The TEE circuitry 308 can be configured to ensure that workloads (e.g., processes, access requests, interrupts, debugging signals, etc.) cannot access resources that belong other trusted domains. As illustrated, the compute tile 300, or another component, operates as a primary component (e.g., director, orchestrator, conductor, etc.) that is responsible for trust establishment and generally spawns the primary process for a given application. From this initial position, the other components (e.g., other chiplets or accelerators) are in a different TEE domain (including no TEE domain) and the primary component coordinates the distribution of TEE domain specifics (e.g., TEE domain IDs, keys, operating ranges, etc.) when, for example, the TEE domain is created for the primary process, to the other components, such as the peer chiplet accelerator 306. There is no requirement that the primary chiplet be the compute tile 300, or any specific chiplet. Rather, which ever chiplet started a TEE domain can operate as the primary for coordinating the expansion of the TEE domain to peer chiplets or other components. In an example, the primary component is configured to perform attestation of a potential peer chiplet upon discovery to ensure that the TEE circuitry 308, or the like, in the peer chiplet provides the expected security to avoid compromising the TEE domain.

As noted earlier, traditional TEE elements (e.g., RAL 304 or TPA 302) that are responsible to arbitrate resources between use can be configured to provide a number of additional functions.
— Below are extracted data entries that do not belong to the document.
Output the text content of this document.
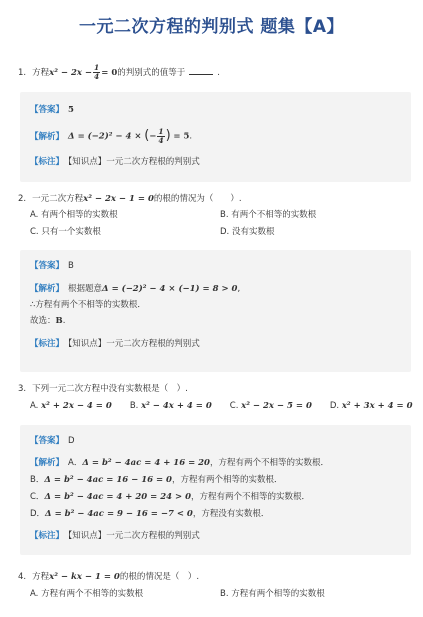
一元二次方程的判别式 题集【A】
1. 方程$x^2 - 2x - \frac{1}{4} = 0$的判别式的值等于	.
【答案】 5
【解析】 Δ = (−2)² − 4 × (− $\frac{1}{4}$ ) = 5.
【标注】 【知识点】一元二次方程根的判别式
2. 一元二次方程x² − 2x − 1 = 0的根的情况为（　　）.
A. 有两个相等的实数根	B. 有两个不相等的实数根
C. 只有一个实数根	D. 没有实数根
【答案】 B
【解析】 根据题意Δ = (−2)² − 4 × (−1) = 8 > 0,
∴方程有两个不相等的实数根．
故选：B.
【标注】 【知识点】一元二次方程根的判别式
3. 下列一元二次方程中没有实数根是（　）.
A. x² + 2x − 4 = 0 B. x² − 4x + 4 = 0 C. x² − 2x − 5 = 0 D. x² + 3x + 4 = 0
【答案】 D
【解析】 A．Δ = b² − 4ac = 4 + 16 = 20，方程有两个不相等的实数根．
B．Δ = b² − 4ac = 16 − 16 = 0，方程有两个相等的实数根．
C．Δ = b² − 4ac = 4 + 20 = 24 > 0，方程有两个不相等的实数根．
D．Δ = b² − 4ac = 9 − 16 = −7 < 0，方程没有实数根．
【标注】 【知识点】一元二次方程根的判别式
4. 方程x² − kx − 1 = 0的根的情况是（　）.
A. 方程有两个不相等的实数根	B. 方程有两个相等的实数根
For example, TEE elements (e.g., RAL 304 or TPA 302) can be configured to enable access to a particular die accelerator or to a set of resources hosted within a chiplet or another component. Resources may include memory or other elements that can be mapped into a TEE domain. The TEE elements (e.g., RAL 304 or TPA 302) can be configured to allow requests corresponding to a TEE domain being processed at the accelerator 306 to access to other resources for that request. This may include memory regions that are used to store results from the accelerator 306. In an example, the TEE elements (e.g., RAL 304 or TPA 302) are configured to enable (e.g., allow) at least some TEE domain restricted data into the accelerator 306 to perform operations (e.g., a transformation) to complete the request. For example, if there is a need to store some keys to decrypt certain data that is provided as part of the request.

In an example, the TEE circuitry 308 is configured to coordinate with the TEE elements (e.g., RAL 304 or TPA 302). In an example, the TEE circuitry 308 is configured to process requests coming to the accelerator 306—either directly from the compute tile 300 or from another accelerator in a pipeline created by the compute tile 300.
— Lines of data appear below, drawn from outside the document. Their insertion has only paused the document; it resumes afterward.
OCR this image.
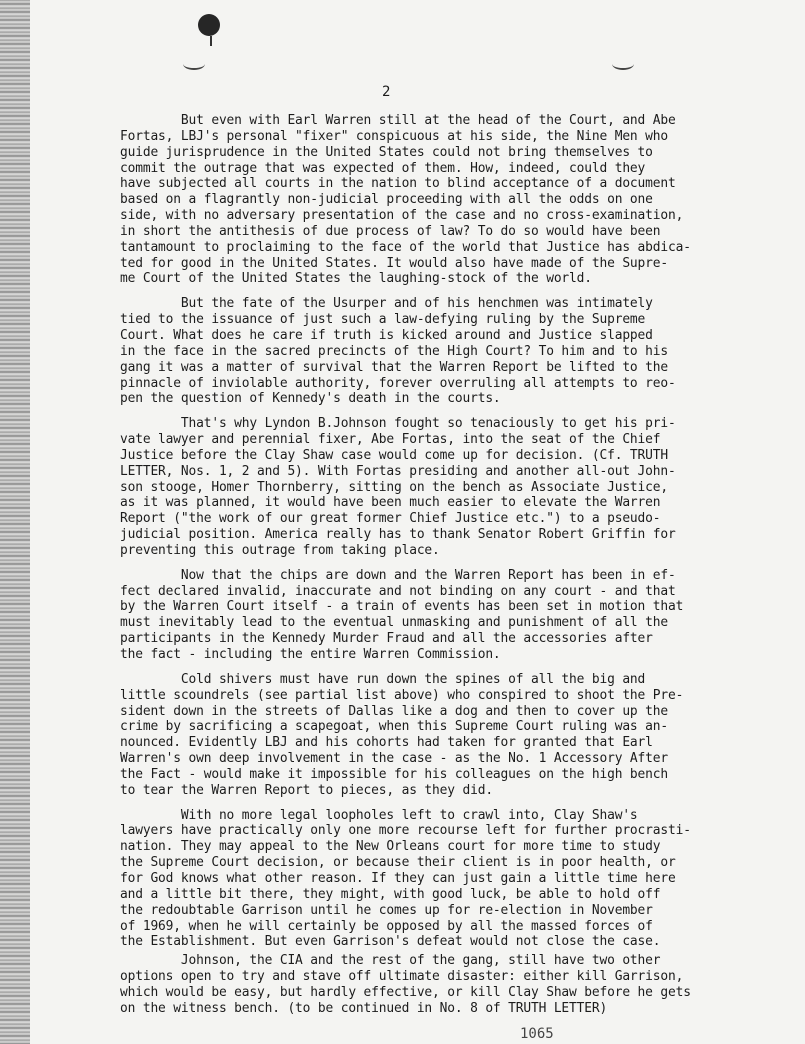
2

But even with Earl Warren still at the head of the Court, and Abe
Fortas, LBJ's personal "fixer" conspicuous at his side, the Nine Men who
guide jurisprudence in the United States could not bring themselves to
commit the outrage that was expected of them. How, indeed, could they
have subjected all courts in the nation to blind acceptance of a document
based on a flagrantly non-judicial proceeding with all the odds on one
side, with no adversary presentation of the case and no cross-examination,
in short the antithesis of due process of law? To do so would have been
tantamount to proclaiming to the face of the world that Justice has abdica-
ted for good in the United States. It would also have made of the Supre-
me Court of the United States the laughing-stock of the world.

But the fate of the Usurper and of his henchmen was intimately
tied to the issuance of just such a law-defying ruling by the Supreme
Court. What does he care if truth is kicked around and Justice slapped
in the face in the sacred precincts of the High Court? To him and to his
gang it was a matter of survival that the Warren Report be lifted to the
pinnacle of inviolable authority, forever overruling all attempts to reo-
pen the question of Kennedy's death in the courts.

That's why Lyndon B.Johnson fought so tenaciously to get his pri-
vate lawyer and perennial fixer, Abe Fortas, into the seat of the Chief
Justice before the Clay Shaw case would come up for decision. (Cf. TRUTH
LETTER, Nos. 1, 2 and 5). With Fortas presiding and another all-out John-
son stooge, Homer Thornberry, sitting on the bench as Associate Justice,
as it was planned, it would have been much easier to elevate the Warren
Report ("the work of our great former Chief Justice etc.") to a pseudo-
judicial position. America really has to thank Senator Robert Griffin for
preventing this outrage from taking place.

Now that the chips are down and the Warren Report has been in ef-
fect declared invalid, inaccurate and not binding on any court - and that
by the Warren Court itself - a train of events has been set in motion that
must inevitably lead to the eventual unmasking and punishment of all the
participants in the Kennedy Murder Fraud and all the accessories after
the fact - including the entire Warren Commission.

Cold shivers must have run down the spines of all the big and
little scoundrels (see partial list above) who conspired to shoot the Pre-
sident down in the streets of Dallas like a dog and then to cover up the
crime by sacrificing a scapegoat, when this Supreme Court ruling was an-
nounced. Evidently LBJ and his cohorts had taken for granted that Earl
Warren's own deep involvement in the case - as the No. 1 Accessory After
the Fact - would make it impossible for his colleagues on the high bench
to tear the Warren Report to pieces, as they did.

With no more legal loopholes left to crawl into, Clay Shaw's
lawyers have practically only one more recourse left for further procrasti-
nation. They may appeal to the New Orleans court for more time to study
the Supreme Court decision, or because their client is in poor health, or
for God knows what other reason. If they can just gain a little time here
and a little bit there, they might, with good luck, be able to hold off
the redoubtable Garrison until he comes up for re-election in November
of 1969, when he will certainly be opposed by all the massed forces of
the Establishment. But even Garrison's defeat would not close the case.

Johnson, the CIA and the rest of the gang, still have two other
options open to try and stave off ultimate disaster: either kill Garrison,
which would be easy, but hardly effective, or kill Clay Shaw before he gets
on the witness bench. (to be continued in No. 8 of TRUTH LETTER)

1065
In an example, structures in the accelerator 306—such as ingress, egress, queues, etc.—are configured to be indexed or mapped (e.g., using a table of request ID to a process address space ID (PASID) or TEE domain) to trusted domains. Here, any request or data being processed by the accelerator 306 can be mapped at any time to a corresponding TEE domain ID, for example. In an example, the TEE circuitry 308 is configured to manage requests coming from the TEE elements (e.g., the RAL 304 or the TPA 302) to associate specific resources into the TEE domain or to, for example, notify internal components that a TEE domain will start sending requests, for example, directly or through a pipeline for the accelerator 306. Generally, the request checker is configured to ensure that a request being processed in the accelerator 306 and belonging a TEE domain has access to the requested resources. The request checker can also be configured to ensure that entities (e.g., devices, workloads, processes, etc.) outside the TEE domain cannot access the resources or data generated from requests belonging (e.g., have TEE parameters for the TEE domain) to the TEE domain.

FIG. 4 depicts component messaging, according to an embodiment. After a peer chiplet passes attestation (e.g., verification), the primary component can associate a TEE domain ID (e.g., a PASID) to the TEE circuitry on the peer chiplet (operation 402). The peer chiplet TEE circuitry can respond with a NACK and not participate in the TEE domain or can respond with an ACK to become included in the TEE domain (operation 404). Once the ACK is received, the primary component can validate TEE domain requests and forward onto the peer chiplet.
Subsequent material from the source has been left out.